La turba, según determinan esas leyes, es propensa a la exaltación de ánimo y a la comisión de las acciones más audaces y temerarias. Tiene, como ente colectivo, un muy bajo índice intelectual porque la carga emotiva que lleva dentro bloquea casi por completo sus funciones reflexivas. No es raro que una persona sensata y pacífica actúe como una fiera dentro de ella. Es un grupo irritable e impulsivo. En actitud levantisca, tiende hacia la asonada, el motín o el tumulto. Basta que alguien insinúe una acción para que la turba la ejecute inmediatamente, por absurda o cruel que sea.

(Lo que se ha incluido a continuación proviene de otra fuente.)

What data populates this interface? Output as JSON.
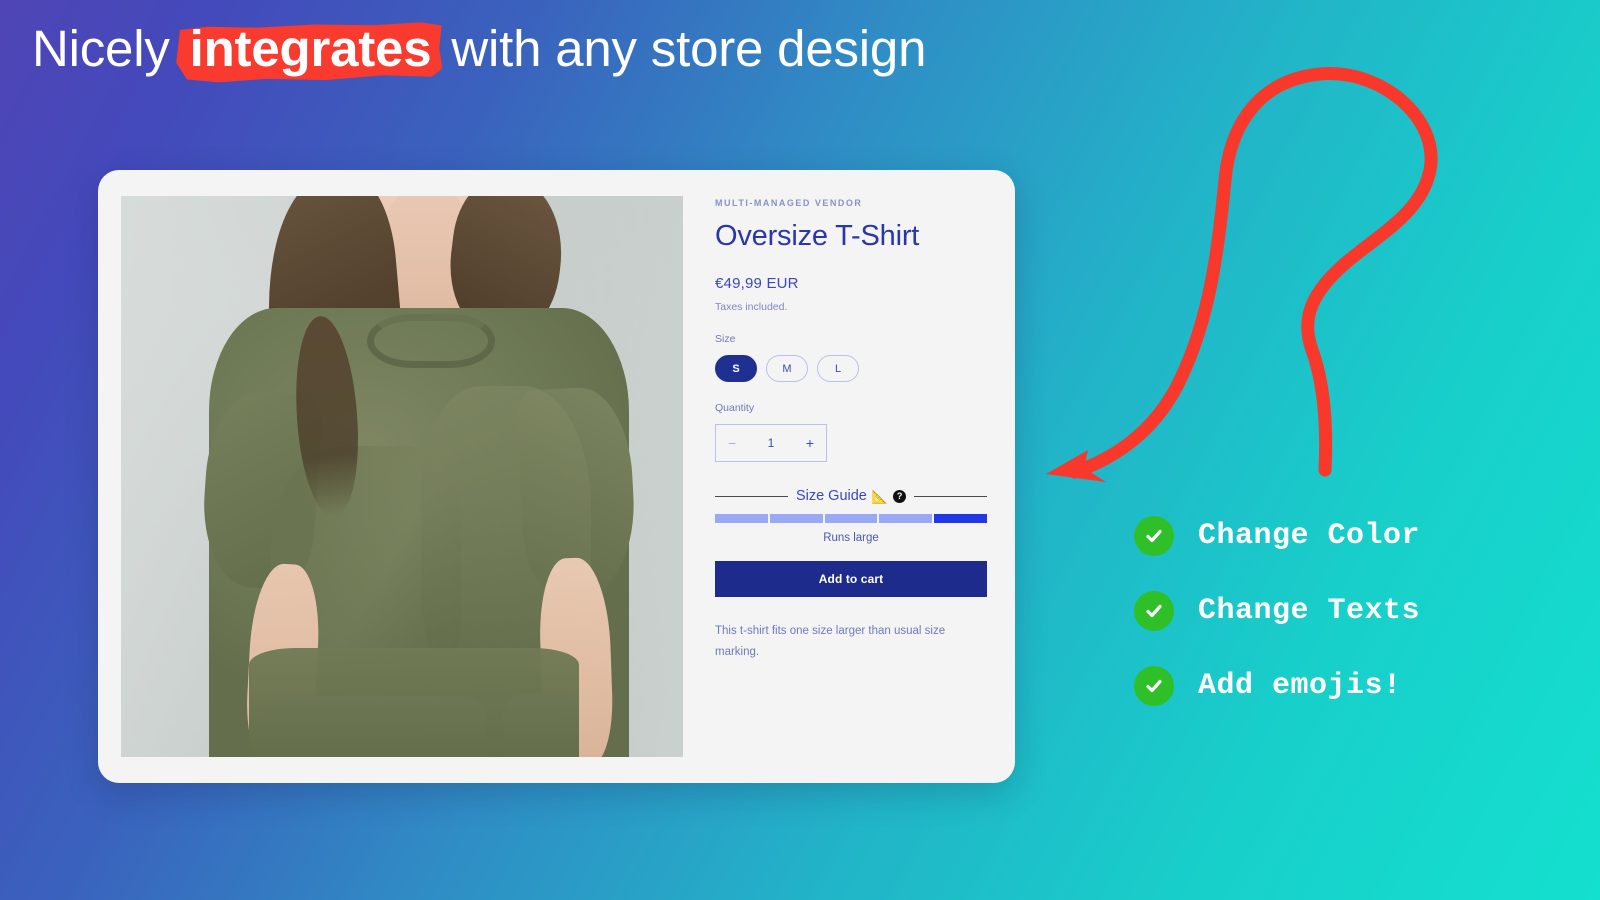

Ella tiene la tendencia a convertir inmediatamente en actos las ideas sugeridas. La impulsividad es una de sus características. No abriga más que sentimientos simples y extremados. No admite duda alguna entre la verdad y el error. Con la clara sensación de su poder y de su fuerza, es tan autoritaria como intolerante. La bondad le parece una forma de cobardía. Funcionan en ella con gran fuerza los fenómenos de la imitación y el contagio. El <agitador o el líder ocasional sugieren una acción o comienzan a ejecutarla y la turba, en su frenesí, la imita inmediatamente con todo el ímpetu de su fuerza colectiva.

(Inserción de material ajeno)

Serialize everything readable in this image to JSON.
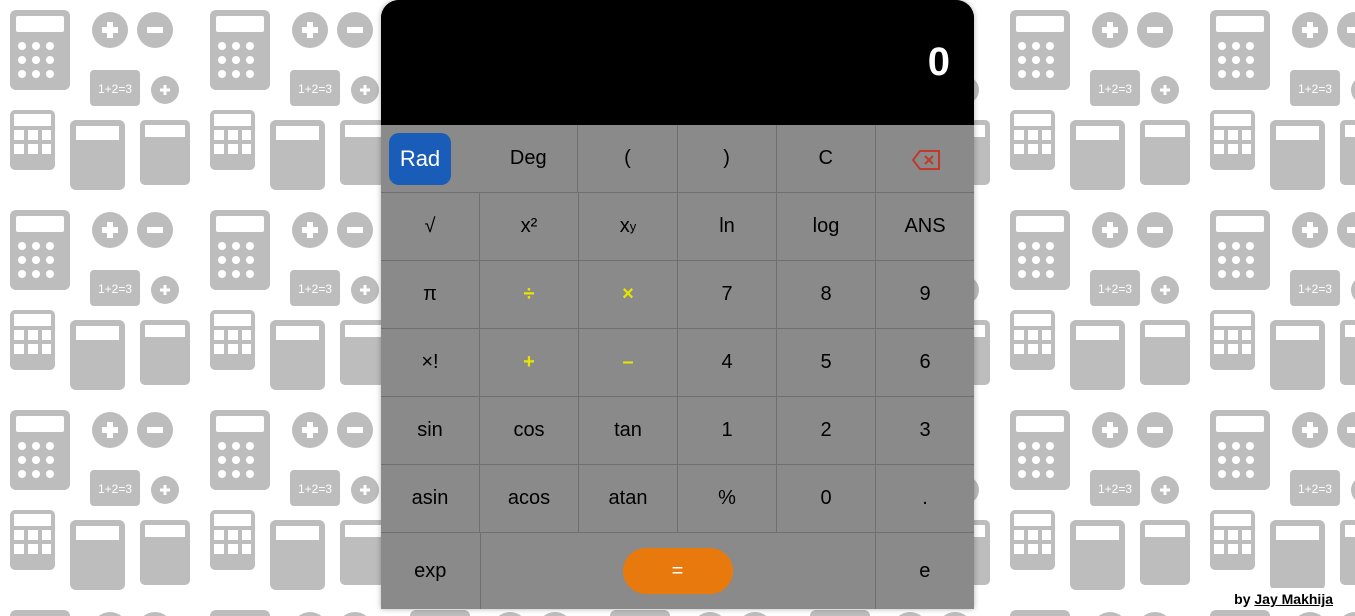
{
  "display": {
    "value": "0"
  },
  "rows": [
    {
      "rad": "Rad",
      "deg": "Deg",
      "lparen": "(",
      "rparen": ")",
      "clear": "C"
    },
    {
      "sqrt": "√",
      "sq": "x²",
      "pow": "x",
      "pow_sup": "y",
      "ln": "ln",
      "log": "log",
      "ans": "ANS"
    },
    {
      "pi": "π",
      "div": "÷",
      "mul": "×",
      "n7": "7",
      "n8": "8",
      "n9": "9"
    },
    {
      "fact": "×!",
      "add": "+",
      "sub": "–",
      "n4": "4",
      "n5": "5",
      "n6": "6"
    },
    {
      "sin": "sin",
      "cos": "cos",
      "tan": "tan",
      "n1": "1",
      "n2": "2",
      "n3": "3"
    },
    {
      "asin": "asin",
      "acos": "acos",
      "atan": "atan",
      "pct": "%",
      "n0": "0",
      "dot": "."
    },
    {
      "exp": "exp",
      "eq": "=",
      "e": "e"
    }
  ],
  "credit": {
    "by": "by ",
    "name": "Jay Makhija"
  }
}
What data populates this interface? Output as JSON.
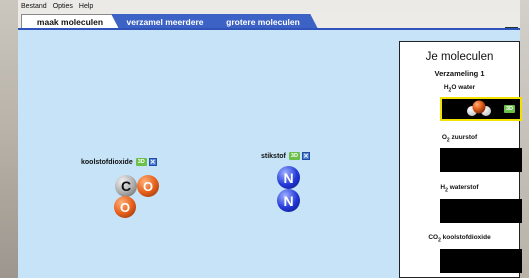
{
  "menu": {
    "items": [
      "Bestand",
      "Opties",
      "Help"
    ]
  },
  "tabs": [
    "maak moleculen",
    "verzamel meerdere",
    "grotere moleculen"
  ],
  "playarea": {
    "molecules": [
      {
        "name": "koolstofdioxide",
        "badge_3d": "3D",
        "atoms": [
          "C",
          "O",
          "O"
        ]
      },
      {
        "name": "stikstof",
        "badge_3d": "3D",
        "atoms": [
          "N",
          "N"
        ]
      }
    ]
  },
  "panel": {
    "title": "Je moleculen",
    "subtitle": "Verzameling 1",
    "slots": [
      {
        "formula_main": "H",
        "formula_sub": "2",
        "formula_rest": "O",
        "name": "water",
        "filled": true,
        "badge": "3D"
      },
      {
        "formula_main": "O",
        "formula_sub": "2",
        "formula_rest": "",
        "name": "zuurstof",
        "filled": false
      },
      {
        "formula_main": "H",
        "formula_sub": "2",
        "formula_rest": "",
        "name": "waterstof",
        "filled": false
      },
      {
        "formula_main": "CO",
        "formula_sub": "2",
        "formula_rest": "",
        "name": "koolstofdioxide",
        "filled": false
      }
    ]
  },
  "colors": {
    "playarea_bg": "#c6e3f7",
    "tab_active_bg": "#ffffff",
    "tab_inactive_bg": "#3b62c4",
    "slot_highlight": "#f2e200"
  }
}
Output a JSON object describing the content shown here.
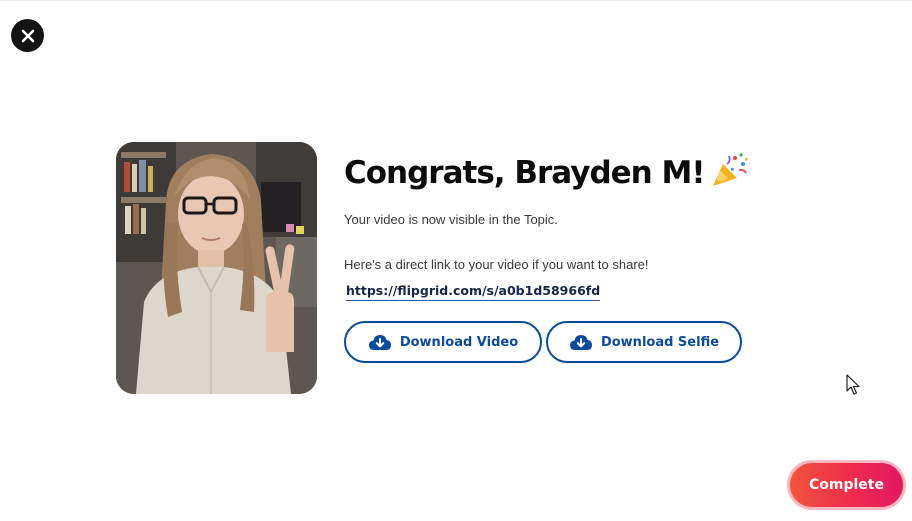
{
  "header": {
    "close_icon": "close-icon"
  },
  "selfie": {
    "description": "selfie-thumbnail"
  },
  "congrats": {
    "title": "Congrats, Brayden M!",
    "title_icon": "party-popper-icon",
    "status": "Your video is now visible in the Topic.",
    "share_prompt": "Here's a direct link to your video if you want to share!",
    "share_link": "https://flipgrid.com/s/a0b1d58966fd"
  },
  "actions": {
    "download_video_label": "Download Video",
    "download_selfie_label": "Download Selfie",
    "download_icon": "cloud-download-icon",
    "complete_label": "Complete"
  },
  "colors": {
    "primary_blue": "#0b4b9b",
    "complete_start": "#f2543e",
    "complete_end": "#e11962",
    "close_bg": "#141414"
  }
}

Los individuos, insertos en la turba e imbuidos de la enorme aunque pasajera fuerza que les da la multitud y de la impunidad que les ofrece, dan rienda suelta a los instintos más primarios. La turba nivela momentáneamente a todos sus miembros. El hombre culto e inteligente abandona momentáneamente su sensatez y se entrega a los excesos de la exaltación. El ignorante o el tonto se liberan de su cotidiano sentimiento de impotencia y consuman los peores excesos. Cuando pasa la tempestad y la calma retorna, y cuando todos regresan de su efímera enajenación, vuelven a ser los mismos de siempre: seres generalmente tranquilos y pacíficos, que no comprenden cómo pudieron actuar tan ciegamente. Se marca entonces la diferencia entre las convicciones morales de cada quien y la iracunda ceguera de la turba. No se han desactualizado, en esta materia, las enseñanzas del psicólogo social, sociólogo y antropólogo francés Gustavo Le Bon, no obstante el tiempo transcurrido desde que el autor de la “Psicología de las Multitudes” (1895) afrontó el tema. Las turbas de hoy son las mismas de ayer. Obedecen a iguales motivaciones humanas. La irritabilidad, impulsividad, pobreza de razonamiento, volubilidad, carencia de espíritu crítico, credulidad y una cierta inocencia son sus características esenciales.
La peculiaridad más sorprendente que presenta una turba, en el orden psicológico, es que los individuos que la componen, tan disímiles en sus caracteres personales, en su forma de vida, en su cultura y en su nivel socioeconómico, por el solo hecho de integrarse al grupo, comienzan a pensar, sentir y obrar de un modo totalmente diferente de como lo harían individualmente. El hombre pacífico y tolerante se vuelve agresivo. El pusilánime es capaz de acciones audaces. Se transforma en bárbaro el buen padre de familia. De pronto, arrastrados por el frenesí colectivo, son capaces de cometer actos que están fuera de su agenda vital: <linchamientos, incendios, destrucción masiva, acciones brutales de violencia contra personas o cosas, en medio de un tropel casi animal. Se desvanece la personalidad individual y, por la vía de la imitación y el contagio, ella es suplantada por una “psicología colectiva” capaz de los peores excesos. De su seno siempre brota el improvisado agitador —agitado él mismo por la presencia rugiente de la gente— que la arrastra a realizar los peores actos de vandalismo.